あの頃ボクは若かった 昭和の履歴書 vol.4 -小山武明(タケ小山)-

ゴルフが好きなただの高校生だった

当時としては珍しい連続写真。さすがプロゴルファー!
当時としては珍しい連続写真。さすがプロゴルファー! 【拡大】
 サラリーマンだった父・秋吉氏が仕事の付き合いでゴルフを始めたのが38歳の時。当時8歳だった息子・武明は、父の知人から子供用のクラブをもらっていっしょにゴルフを始めた。だが、当時は野球に夢中。ゴルフはたまに、父と練習場「高尾ゴルフセンター」に行くだけだった。

 そんな武明少年に目をかけてくれたのが、練習場のティーチンプロだった。「野球は金にならないからマジメにゴルフをやれ」と、たまに手ほどきをしてくれた。中学時代は野球部だったが、監督とそりが合わずに2年で退部。入学した世田谷学園高校にはゴルフ部などない。すると「右手の使い方がゴルフに近いから、硬式テニス部に入れ」とプロに勧められて入部した。しかし高2になると今度は先輩とうまくいかず退部。この時から真剣にゴルフを始めた。

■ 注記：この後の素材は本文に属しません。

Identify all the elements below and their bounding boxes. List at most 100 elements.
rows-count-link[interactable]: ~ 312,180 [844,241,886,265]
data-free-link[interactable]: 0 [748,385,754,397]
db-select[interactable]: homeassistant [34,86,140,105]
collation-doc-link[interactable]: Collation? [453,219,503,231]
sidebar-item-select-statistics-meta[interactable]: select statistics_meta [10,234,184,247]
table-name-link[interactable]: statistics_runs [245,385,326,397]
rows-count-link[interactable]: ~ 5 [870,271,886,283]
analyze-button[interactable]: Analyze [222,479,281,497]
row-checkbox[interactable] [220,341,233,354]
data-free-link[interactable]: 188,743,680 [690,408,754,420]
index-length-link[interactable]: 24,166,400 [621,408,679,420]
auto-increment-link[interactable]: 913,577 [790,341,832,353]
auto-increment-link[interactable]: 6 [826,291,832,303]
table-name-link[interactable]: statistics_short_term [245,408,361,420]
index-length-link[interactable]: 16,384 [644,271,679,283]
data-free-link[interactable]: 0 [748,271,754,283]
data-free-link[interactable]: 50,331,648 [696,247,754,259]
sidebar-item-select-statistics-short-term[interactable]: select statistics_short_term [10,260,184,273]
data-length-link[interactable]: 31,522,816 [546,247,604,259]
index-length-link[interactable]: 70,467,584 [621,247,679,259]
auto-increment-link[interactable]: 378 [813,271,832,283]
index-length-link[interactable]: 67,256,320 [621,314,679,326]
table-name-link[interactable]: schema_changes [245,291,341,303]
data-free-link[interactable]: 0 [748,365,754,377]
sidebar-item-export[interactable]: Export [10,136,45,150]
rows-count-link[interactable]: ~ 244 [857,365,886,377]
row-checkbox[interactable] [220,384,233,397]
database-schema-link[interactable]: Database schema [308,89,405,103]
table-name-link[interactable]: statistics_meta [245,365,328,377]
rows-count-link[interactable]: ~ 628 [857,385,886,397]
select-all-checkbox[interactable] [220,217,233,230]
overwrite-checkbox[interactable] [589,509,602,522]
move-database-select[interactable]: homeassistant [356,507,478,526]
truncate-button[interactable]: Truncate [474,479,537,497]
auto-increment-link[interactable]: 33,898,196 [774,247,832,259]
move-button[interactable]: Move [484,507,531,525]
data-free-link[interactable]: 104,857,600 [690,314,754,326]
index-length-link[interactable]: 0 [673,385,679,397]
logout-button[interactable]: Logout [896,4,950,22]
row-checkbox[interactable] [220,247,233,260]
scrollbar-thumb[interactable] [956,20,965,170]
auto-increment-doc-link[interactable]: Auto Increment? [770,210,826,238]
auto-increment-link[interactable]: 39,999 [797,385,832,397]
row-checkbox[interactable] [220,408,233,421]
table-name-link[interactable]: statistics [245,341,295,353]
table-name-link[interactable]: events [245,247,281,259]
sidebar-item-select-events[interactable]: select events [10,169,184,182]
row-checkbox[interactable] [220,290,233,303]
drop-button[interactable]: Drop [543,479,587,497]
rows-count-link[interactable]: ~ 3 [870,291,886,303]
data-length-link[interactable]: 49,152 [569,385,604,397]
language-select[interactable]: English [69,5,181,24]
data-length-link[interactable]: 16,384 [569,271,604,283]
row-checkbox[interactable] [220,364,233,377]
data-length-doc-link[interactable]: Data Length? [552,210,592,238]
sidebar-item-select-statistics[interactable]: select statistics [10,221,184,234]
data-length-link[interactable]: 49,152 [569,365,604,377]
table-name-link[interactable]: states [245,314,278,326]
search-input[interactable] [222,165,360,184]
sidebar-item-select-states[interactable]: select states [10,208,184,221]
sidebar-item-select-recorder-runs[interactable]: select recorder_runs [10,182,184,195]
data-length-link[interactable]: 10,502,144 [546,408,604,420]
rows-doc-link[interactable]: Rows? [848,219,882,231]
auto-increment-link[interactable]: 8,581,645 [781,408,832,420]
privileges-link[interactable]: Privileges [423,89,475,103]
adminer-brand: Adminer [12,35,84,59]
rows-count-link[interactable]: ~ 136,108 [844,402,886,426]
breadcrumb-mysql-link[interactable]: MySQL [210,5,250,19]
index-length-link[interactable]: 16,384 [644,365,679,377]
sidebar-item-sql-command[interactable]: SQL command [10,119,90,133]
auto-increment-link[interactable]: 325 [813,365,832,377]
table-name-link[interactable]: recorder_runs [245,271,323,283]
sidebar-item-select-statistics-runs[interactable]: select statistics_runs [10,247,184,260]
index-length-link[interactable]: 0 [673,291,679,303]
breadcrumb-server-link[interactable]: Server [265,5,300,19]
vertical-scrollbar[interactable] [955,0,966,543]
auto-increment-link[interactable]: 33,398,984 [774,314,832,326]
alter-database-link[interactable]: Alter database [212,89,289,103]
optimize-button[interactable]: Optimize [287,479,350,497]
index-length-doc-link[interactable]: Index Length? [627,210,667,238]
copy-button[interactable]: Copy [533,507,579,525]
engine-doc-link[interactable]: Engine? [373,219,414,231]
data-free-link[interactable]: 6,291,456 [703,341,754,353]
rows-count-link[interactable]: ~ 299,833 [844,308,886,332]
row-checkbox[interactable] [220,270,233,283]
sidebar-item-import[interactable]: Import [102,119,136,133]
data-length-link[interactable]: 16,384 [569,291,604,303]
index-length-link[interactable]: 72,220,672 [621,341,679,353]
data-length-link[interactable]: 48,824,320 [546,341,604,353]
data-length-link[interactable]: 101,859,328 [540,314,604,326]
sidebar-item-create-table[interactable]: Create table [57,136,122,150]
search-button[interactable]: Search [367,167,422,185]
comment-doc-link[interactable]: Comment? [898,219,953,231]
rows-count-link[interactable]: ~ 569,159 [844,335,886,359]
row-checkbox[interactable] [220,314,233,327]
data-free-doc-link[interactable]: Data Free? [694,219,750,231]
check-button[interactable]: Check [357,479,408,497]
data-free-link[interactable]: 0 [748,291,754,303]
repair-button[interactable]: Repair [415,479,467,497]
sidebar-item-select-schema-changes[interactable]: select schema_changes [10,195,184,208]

「球拾いをやりますから練習させてください」と頼みこみ、高校から帰ると毎日通って球を打つ。初ラウンドは父と行った廣済堂埼玉GC。スコアは110だった。だが、時代はバブル期に向かっていく真っただ中。普通のサラリーマン家庭では、子供に休日のラウンドなどをさせるなど考えられない。自ら練習場やキャディのアルバイトでお金を貯め、長期休みの時にプレー代の安いパブリックコースに、バッグを担いで原付で通ったりしていた。

 2年の終わりの春、初めて出場した東日本ジュニアで異様な環境に目を丸くした。上手な選手がいることにも驚いたが、多くの選手たちが平日なのにいい車に乗った親に送迎されて試合にやってきていたからだ。自分や友人たちは学ランを着て、電車に乗って試合会場に来ていた。クラブやボールもアルバイトで稼いだ金で買っていた小山の常識では、その送迎風景に違和感を感じた。「回りのジュニアは別世界にいた。なんか間違っている特殊な世界だな」というのが正直な印象だった。ジュニアの試合に出たのはこれが、最初で最後。プロゴルファーになるつもりなどさらさらなく、大学に行き、就職するつもりでいた。「大学に行けば、もう4年遊べるな」という下心もあるごく普通の高校生だった。